Being estranged from my mum is devastating. I love her. I worry about her. I think about her every day. I see her in me all the time, and that is complicated too.
It will never not be desperately sad that she isn’t in my life. But my life has also been better without her in it. It was incredibly hard to acknowledge, and even harder to say out loud. And yet, in the past year, I have begun to heal properly for the first time. I spent years in therapy only to be constantly pulled back into emotional turmoil through my relationship with my mother. Estrangement makes more sense when understood as the end of a very long process, not the beginning of one.
Estrangement, for me, has been about accepting reality. About letting go of what the relationship should have been, and responding honestly to what it actually is.
I live with the grief of my decision every day. I also live with more safety, more clarity, and more capacity than I’ve ever had before. Both things are true, and neither cancels the other out.
*This piece reflects my experience. It isn’t a prescription or a debate. Comments are open but please respond with care.

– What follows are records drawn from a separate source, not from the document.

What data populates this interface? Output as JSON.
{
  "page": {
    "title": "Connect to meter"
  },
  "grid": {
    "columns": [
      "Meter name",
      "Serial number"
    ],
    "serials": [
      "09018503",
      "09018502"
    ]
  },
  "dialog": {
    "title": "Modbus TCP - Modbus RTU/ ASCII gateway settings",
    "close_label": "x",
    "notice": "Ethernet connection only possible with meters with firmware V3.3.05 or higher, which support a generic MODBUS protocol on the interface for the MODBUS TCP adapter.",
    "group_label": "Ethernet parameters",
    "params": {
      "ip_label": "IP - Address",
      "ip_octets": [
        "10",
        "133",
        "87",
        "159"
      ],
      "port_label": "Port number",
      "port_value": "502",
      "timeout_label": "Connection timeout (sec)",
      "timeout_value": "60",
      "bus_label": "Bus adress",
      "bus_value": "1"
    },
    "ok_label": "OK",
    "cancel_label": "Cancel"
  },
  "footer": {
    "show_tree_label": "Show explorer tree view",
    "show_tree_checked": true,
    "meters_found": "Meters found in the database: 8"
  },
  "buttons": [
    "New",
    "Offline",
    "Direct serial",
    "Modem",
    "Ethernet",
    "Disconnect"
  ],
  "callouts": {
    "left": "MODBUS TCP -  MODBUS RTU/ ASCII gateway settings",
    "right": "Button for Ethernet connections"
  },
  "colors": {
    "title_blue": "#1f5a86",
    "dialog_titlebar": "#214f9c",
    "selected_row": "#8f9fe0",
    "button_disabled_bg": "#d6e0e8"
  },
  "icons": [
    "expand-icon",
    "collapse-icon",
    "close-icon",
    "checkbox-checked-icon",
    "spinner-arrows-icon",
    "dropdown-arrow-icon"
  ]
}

Thank you for articulating what is such a complex issue. It’s something I have lived and ongoing experience of and it’s incredibly hard some days to live with, not least because our nervous system patterning compels us to maintain that attachment. A silent biological pull mixed with a longing for peace and accountability that never arrives is a heavy weight. Some days I’m fine. Others, fragmented again. Please know that writing this names something so many of us live with 💜 A gentle offering: The Apology by V (Eve Ensler) is an incredible book that has really helped me and I’ve recommended it to many clients.
Very much feel this. I don't think a lot of people realise that these choices come with such a heavy cost, even when we know they're for the best.